Citizen Kane & Mank

Ein Vorwort

Mit zehn Oscarnominierungen startet Mank in die diesjährige Verleihung. Damit liefert Netflix erneut einen heißen Anwärter. Da er sich thematisch mit der Entstehung des Drehbuchs von Citizen Kane befasst  und dieser sowieso auf meiner 21 für 2021-Liste stand – um ihn endlich mal von meiner Liste der Schande herunterzubekommen – wurde es Zeit diesen Klassiker auch einmal zu sehen. Im folgenden stelle ich euch beide Filme kurz vor.

Citizen Kane

Die Handlung: Charles Foster Kane erlebt seine letzten Atemzüge auf seinem unvollendeten Privatschloss Xanadu. Sein letztes Wort ist ‚Rosebud‘. Als ein Journalistenteam eine Zusammenfassung seines Lebens bringen will, fehlt ihnen der richtige Ansatz, weswegen sie versuchen herauszufinden, was er gemeint haben könnte. Dabei wird Kanes Leben genau durchleuchtet.

Meine Meinung: Das Problem daran, wenn man Klassiker sehr spät nachguckt ist, dass die Erwartungen dementsprechend hoch sind.
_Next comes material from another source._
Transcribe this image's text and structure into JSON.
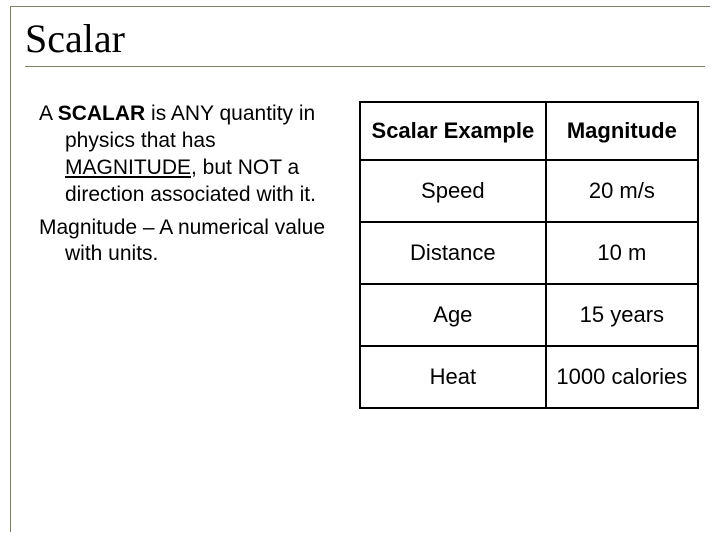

Bei Citizen Kane ist mir dies noch einmal viel bewusster geworden, da er bei vielen Bestenlisten sehr oft und sehr lange als der beste Film aller Zeiten beschrieben wird. Hier spielt zwar auch viel technisches mit rein und gerade die Rolle des Films im filmhistorischen Kontext, dennoch ist der Respekt auch für den Laien vor dem Film sehr groß. Doch auch handlungstechnisch hält der Film, was er verspricht. Von der ersten bis zur letzten Szene bleibt das großte Geheimnis von Rosebud. Zwischendurch ist es ein spannendes Porträt eines Mannes, der viel im Leben erreichte, aber auch viel verlor. Vorallem die Beleuchtung aus unterschiedlichen Blickwinkeln mit Weggefährten Kanes, gibt dem Film und vor allem der Person Kane ständig eine neue Richtung und schafft es so gekonnt zwischen Bewunderung, Mitleid und Verachtung hin und her zu wechseln.

Mank

Die Handlung: 1940 soll Herman J „Mank“ Mankiewicz das Drehbuch zu Citizen Kane schreiben. Damit er sich nach einem Beinbruch gleichzeitig auskurieren und schreiben kann, wird er in eine abgelegte Ranch einquartiert. In Rückblenden werden Stationen seines Lebens gezeicht, viele verarbeitet er im Drehbuch.

Meine Meinung: Mit 10 Oscarnominierungen ist Mank der diesjährige große Favorit. Und das durchaus berechtigt. Denn schon mit den ersten Bildern wird die Stimmung des Vorbilds Citizen Kane eingefangen und schafft es diese auch zu halten. Um den Zeitgeist zu unterstreichen, ist der Film in Schwarz-weiß gedreht. Durch den Wechsel zwischen Gegenwart, in der Mank das Drehbuch schreibt und Rückblenden, die zum einen Manks Leben skizzieren, aber auch die Einflüsse auf Citizen Kane zeigen, ist der Film sehr lebendig. Hier sind die Parallelen sehr deutlich. Citizen Kane vorab einmal gesehen zu haben, ist sehr hilfreich, um die Anspielungen zu erkennen, letztlich ist es aber nicht notwendig, um den Film zu verstehen. Gary Oldman spielt gewohnt auf hohem Niveau, aber auch der übrige Cast kann das Niveau halten. Zusätzlich zur Relevanz für Citizen Kane ist der Film auch ein Porträt Hollywoods der 1930er Jahre und beweist durch die Ähnlichkeit des Studiosystems auch Relevanz für die heutige Zeit. Grundsätzlich ist der Film so durchaus spannend, schafft es aber vor allem den dramatischen Bogen zu spannen und zu halten. Ein Blick lohnt hier auf jeden Fall!

Das Fazit

Ob nun Citizen Kane oder Mank, beide sind auf ihre Art sehr gute Filme, die man – am besten in Kombination – gesehen haben sollte. Ich bin sehr gespannt, wie Mank bei der diesjährigen Oscarverleihung abschneiden wird.